Rather significantly, it appears that SPH and Mediacorp have also neglected to report the letter sent by the UN Special Rapporteur David Kaye to PM Lee urging him to withdraw the proposed legislation and provide additional time for legislative and public consideration to ensure that the Bill aligns with international human rights standards.

In his letter, Mr Kaye argued that the impending legislation would serve as the basis to deter fully legitimate speech – including public debate, criticism of government policy and political dissent – as well as serving as a model for far-reaching restrictions on vague and discretionary grounds of falsity.

Mr Kaye wrote, “In my experience as Special Rapporteur, I have seen laws against “false information” be used to target journalists, activists, and others, and the proliferation of such laws are cause for grave concern.”

Finally and to date (30 April), both media conglomerates have also not reported the event held at Hong Ling Park which saw over 250 members of the public gather at to discuss their concerns over the fake news bill.

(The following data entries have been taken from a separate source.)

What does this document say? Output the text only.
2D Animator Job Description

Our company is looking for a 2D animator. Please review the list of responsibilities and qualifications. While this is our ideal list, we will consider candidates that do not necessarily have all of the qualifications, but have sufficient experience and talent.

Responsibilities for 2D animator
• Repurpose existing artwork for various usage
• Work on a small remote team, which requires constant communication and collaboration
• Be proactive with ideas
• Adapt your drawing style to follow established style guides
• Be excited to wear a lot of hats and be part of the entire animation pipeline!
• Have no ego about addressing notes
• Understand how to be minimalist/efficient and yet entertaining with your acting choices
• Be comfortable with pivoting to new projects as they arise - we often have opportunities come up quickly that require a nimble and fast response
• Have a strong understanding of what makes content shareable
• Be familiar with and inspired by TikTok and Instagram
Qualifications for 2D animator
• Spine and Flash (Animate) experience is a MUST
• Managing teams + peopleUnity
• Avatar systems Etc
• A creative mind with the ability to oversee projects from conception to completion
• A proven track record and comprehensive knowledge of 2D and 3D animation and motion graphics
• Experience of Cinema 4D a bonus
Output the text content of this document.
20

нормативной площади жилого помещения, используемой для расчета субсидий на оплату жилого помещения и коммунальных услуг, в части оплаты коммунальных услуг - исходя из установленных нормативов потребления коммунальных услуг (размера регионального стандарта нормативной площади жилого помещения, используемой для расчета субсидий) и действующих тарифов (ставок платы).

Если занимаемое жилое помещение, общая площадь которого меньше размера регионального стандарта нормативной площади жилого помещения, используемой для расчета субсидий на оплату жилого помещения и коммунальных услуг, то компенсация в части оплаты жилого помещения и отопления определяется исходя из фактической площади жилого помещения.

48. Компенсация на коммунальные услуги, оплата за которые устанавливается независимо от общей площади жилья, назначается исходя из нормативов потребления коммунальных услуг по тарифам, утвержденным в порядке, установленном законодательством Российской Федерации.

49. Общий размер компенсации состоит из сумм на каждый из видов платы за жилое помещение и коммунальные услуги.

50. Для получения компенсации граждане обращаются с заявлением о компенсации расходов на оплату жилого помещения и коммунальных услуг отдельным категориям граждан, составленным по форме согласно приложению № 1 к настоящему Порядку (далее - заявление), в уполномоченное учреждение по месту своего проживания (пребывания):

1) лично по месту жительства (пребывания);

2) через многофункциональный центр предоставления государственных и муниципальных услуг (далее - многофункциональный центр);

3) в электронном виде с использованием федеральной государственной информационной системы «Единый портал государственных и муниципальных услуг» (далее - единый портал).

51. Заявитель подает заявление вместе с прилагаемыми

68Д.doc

Speakers at the event included lawyer and advocate Khush Chopra, former politician and founder of Asia Centre Dr James Gomez, media professional and political activist Brad Bowyer, and activist and former social worker Chan Wai Han. The 2.5 hour event saw concerned Singaporeans, young and old, showing up to make a stand to protect the freedom of speech which they feel the bill threatens.

Looking at all these concerns raised by these groups on POFMA, it’s surprising to see Straits Times (under SPH) and Mediacorp sites Channel NewsAsia and Today Online – who have been constantly updating the public on the Government’s points and arguments for POFMA – fail to report on the different perspectives and worries that were brought up by these various important parties.